Thursday 23 August 2018

Crossing the channel and hundreds of Cornishmen with no known grave


A big day today - setting off to France and Belgium to make last minute preparations on the ground for Camborne Youth Band's historic trip to the Western Front which starts tomorrow.  Tyne Cot cemetery near Ypres is an overwhelming sight: 12,000 graves - 8,300 of them unidentified.
And then  - looking for Cornishmen with no known grave - we find very many familiar names of men who served in the Duke of Cornwall's Light Infantry.  Lesley Carlyon of Rinsey Cross died this very day, aged 23, in 1917. So did his comrade at arms, James Roskruge, also of the DCLI (place of birth unknown).
Maurice Treloar of Chynale, Sithney, died on 24 August 1917 - tomorrow will be the 101st anniversary of his death.
And very close indeed to home for me - John Trevenen of Crenver Farm, Crowan, just a few miles from Chynale, died aged 21 in October that same year.
So many familiar names - so far from home.
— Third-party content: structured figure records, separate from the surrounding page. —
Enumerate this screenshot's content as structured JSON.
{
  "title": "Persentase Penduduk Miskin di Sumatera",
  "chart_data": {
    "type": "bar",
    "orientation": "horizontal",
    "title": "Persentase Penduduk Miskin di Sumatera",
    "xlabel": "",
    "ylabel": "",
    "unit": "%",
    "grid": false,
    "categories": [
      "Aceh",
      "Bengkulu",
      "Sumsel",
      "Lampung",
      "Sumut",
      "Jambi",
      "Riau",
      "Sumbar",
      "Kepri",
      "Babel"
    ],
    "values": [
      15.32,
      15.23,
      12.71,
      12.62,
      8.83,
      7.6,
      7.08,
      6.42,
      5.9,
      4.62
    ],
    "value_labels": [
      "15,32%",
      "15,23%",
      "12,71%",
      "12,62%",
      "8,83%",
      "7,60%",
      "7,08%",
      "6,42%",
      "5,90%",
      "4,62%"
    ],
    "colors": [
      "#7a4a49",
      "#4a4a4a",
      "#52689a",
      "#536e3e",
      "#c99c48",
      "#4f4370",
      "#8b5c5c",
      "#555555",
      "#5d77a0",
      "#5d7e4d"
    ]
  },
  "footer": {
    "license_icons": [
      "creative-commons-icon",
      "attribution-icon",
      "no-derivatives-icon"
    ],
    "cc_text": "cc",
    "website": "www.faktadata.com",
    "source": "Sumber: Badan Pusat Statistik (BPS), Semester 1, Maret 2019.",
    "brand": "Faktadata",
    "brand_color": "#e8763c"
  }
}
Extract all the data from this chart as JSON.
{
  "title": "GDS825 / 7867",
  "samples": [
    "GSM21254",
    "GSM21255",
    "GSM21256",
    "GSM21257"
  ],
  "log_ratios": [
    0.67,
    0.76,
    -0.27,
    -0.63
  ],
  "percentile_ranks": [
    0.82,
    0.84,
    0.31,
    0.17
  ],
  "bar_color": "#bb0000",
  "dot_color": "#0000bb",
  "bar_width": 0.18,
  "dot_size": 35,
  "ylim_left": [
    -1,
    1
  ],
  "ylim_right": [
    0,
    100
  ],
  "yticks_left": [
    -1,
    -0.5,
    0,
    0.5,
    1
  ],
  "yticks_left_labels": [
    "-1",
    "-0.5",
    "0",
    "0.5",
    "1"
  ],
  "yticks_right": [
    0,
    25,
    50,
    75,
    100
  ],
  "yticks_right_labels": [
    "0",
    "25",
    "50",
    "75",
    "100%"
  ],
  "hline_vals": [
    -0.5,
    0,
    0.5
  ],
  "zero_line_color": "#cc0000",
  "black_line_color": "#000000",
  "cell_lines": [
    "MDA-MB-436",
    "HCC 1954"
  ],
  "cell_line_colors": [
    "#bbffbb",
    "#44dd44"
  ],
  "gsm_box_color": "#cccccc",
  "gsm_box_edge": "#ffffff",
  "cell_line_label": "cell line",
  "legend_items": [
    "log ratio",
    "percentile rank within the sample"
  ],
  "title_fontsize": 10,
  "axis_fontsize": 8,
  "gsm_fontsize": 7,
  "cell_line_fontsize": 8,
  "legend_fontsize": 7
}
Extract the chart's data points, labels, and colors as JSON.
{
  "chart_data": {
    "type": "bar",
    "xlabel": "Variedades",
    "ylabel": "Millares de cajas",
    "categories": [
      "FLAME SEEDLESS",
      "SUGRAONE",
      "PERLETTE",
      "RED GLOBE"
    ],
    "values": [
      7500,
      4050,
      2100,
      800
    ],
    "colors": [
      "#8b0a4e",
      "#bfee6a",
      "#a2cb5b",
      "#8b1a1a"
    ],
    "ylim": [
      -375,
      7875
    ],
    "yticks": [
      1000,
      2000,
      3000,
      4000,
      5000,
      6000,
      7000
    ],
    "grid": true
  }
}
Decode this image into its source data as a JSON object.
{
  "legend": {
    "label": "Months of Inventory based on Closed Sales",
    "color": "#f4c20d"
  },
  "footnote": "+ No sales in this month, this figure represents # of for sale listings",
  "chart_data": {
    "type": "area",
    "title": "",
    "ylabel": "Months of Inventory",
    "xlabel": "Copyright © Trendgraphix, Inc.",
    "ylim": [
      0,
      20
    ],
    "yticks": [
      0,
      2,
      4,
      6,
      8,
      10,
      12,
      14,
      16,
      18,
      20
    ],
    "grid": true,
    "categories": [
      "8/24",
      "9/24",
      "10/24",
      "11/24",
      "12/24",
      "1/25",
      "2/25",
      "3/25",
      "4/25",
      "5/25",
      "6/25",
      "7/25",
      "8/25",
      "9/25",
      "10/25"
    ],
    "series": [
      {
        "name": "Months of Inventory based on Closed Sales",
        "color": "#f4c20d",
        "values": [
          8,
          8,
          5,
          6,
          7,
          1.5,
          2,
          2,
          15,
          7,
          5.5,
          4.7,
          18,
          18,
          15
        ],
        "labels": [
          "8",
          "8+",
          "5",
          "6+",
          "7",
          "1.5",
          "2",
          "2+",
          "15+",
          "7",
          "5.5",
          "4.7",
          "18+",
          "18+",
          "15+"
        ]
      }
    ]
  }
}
The bodies of these men have never been found. They made the ultimate sacrifice and their families didn't even have a body to grieve over.
The Band will visit this cemetery this Sunday before playing at the Menin Gate at the daily evening ceremony. They will take a Cornishman's 100-year-old bugle back to the battlefields: what a moving tribute to those who died.